Most nonprofits will want to proceed on both fronts, and savvy fundraisers will partner only with portals that do not accept part of the contribution themselves. Paying someone to process payments on your Web site is appropriate; paying someone more than a standard credit card handling fee to process payments on its Web site is not. Also, make sure that Internet users can click directly to your own Web site, and that the portal agrees to provide information about how many Internet users find your charity on its Web site and what actions they take subsequently.

The next step for charitable organizations with online donation ability is to drive more traffic to the site and to increase the chances of visitors donating once they get there. The American Red Cross, Washington, a leader in Internet fundraising with $2.5 million raised online last year, is just now beginning to test the effectiveness of outgoing cultivation and solicitation correspondence delivered electronically as opposed to delivering it through traditional direct mail. Preliminary results have not been released yet, but look for this effort to have an extraordinary impact on Internet donations in 2001.

Every charitable organization should create its own Internet strategy, considering a variety of online elements, including:

• Building a better Web site. Develop the site to provide meaningful and interactive information for Internet audiences.

• Accepting donations on your Web site. If you do not have a secure server where audiences can give their credit card numbers without worrying, partner with an organization that does.

• Driving traffic to your Web site. Getting people to see your Web site requires a three-tiered strategy: introduce new audiences to your Web site by printing your Web address on all collateral materials; employ proven Internet marketing techniques such as getting your own organization’s banner advertisements and text links on other Web sites; and build content on your Web site that changes regularly to make it interesting enough for visitors to make repeat visits.

• Directing traffic to your online donation forms. Web site maximization is a key part of an effective online strategy. As with any printed solicitation piece, you must communicate the need for support and make it easy for people to help.

• Creating an e-mail mailing list of new audiences. New online audiences, which are typically younger, more educated and more affluent, will find you on the Internet when you employ the correct strategies. Be prepared to collect the e-mail addresses of these new audiences and, through separate procedures over time, the demographics of these audiences.
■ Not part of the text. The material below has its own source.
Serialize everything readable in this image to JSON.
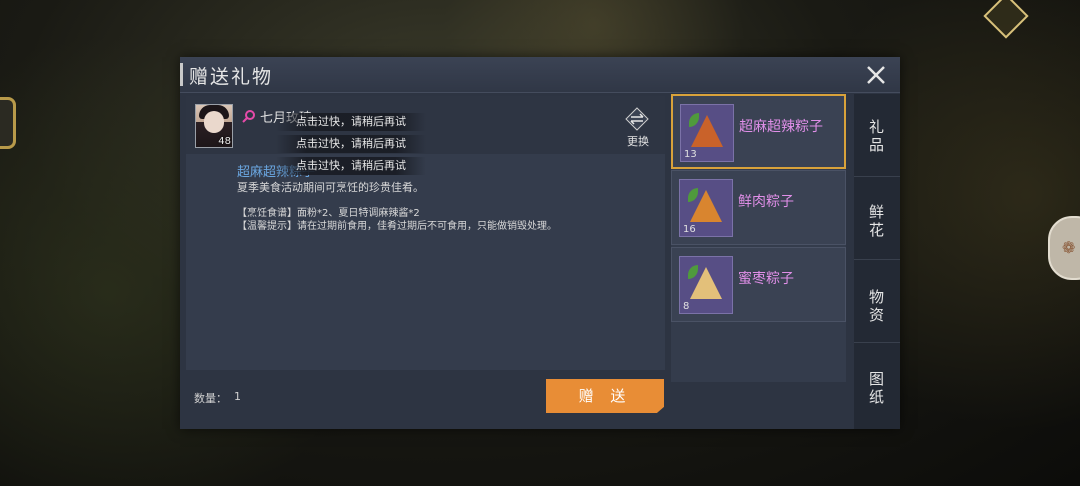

• Converting existing mailing list names to your e-mail list. Start by asking for e-mail addresses on all printed forms. Using a check box on that same form or on a separate survey, find out who would prefer to receive information electronically.

Communicating electronically with audiences that prefer e-mail using e-newsletters and e-solicitations. If they prefer e-mail, then use e-mail. If they have donated electronically, thank them electronically and resolicit them (whatever your standard timeline) electronically. Third-party providers can manage e-mail distribution of your newsletter or solicitations for pennies per household as opposed to the traditional costs of paper, printing and postage.

These are just a few examples of how organizations might start thinking about the Internet as a tool that will become ever more pervasive, and increasingly effective, over time. Some organizations will have much grander things to accomplish on the Web, such as building an online community for audiences to exchange information or developing a comprehensive e-commerce solution for selling tickets and organizational merchandise. In any case, the Internet continues to grow, bringing more services and more relevant information to the desk of the nonprofit official. Nonprofits should take advantage.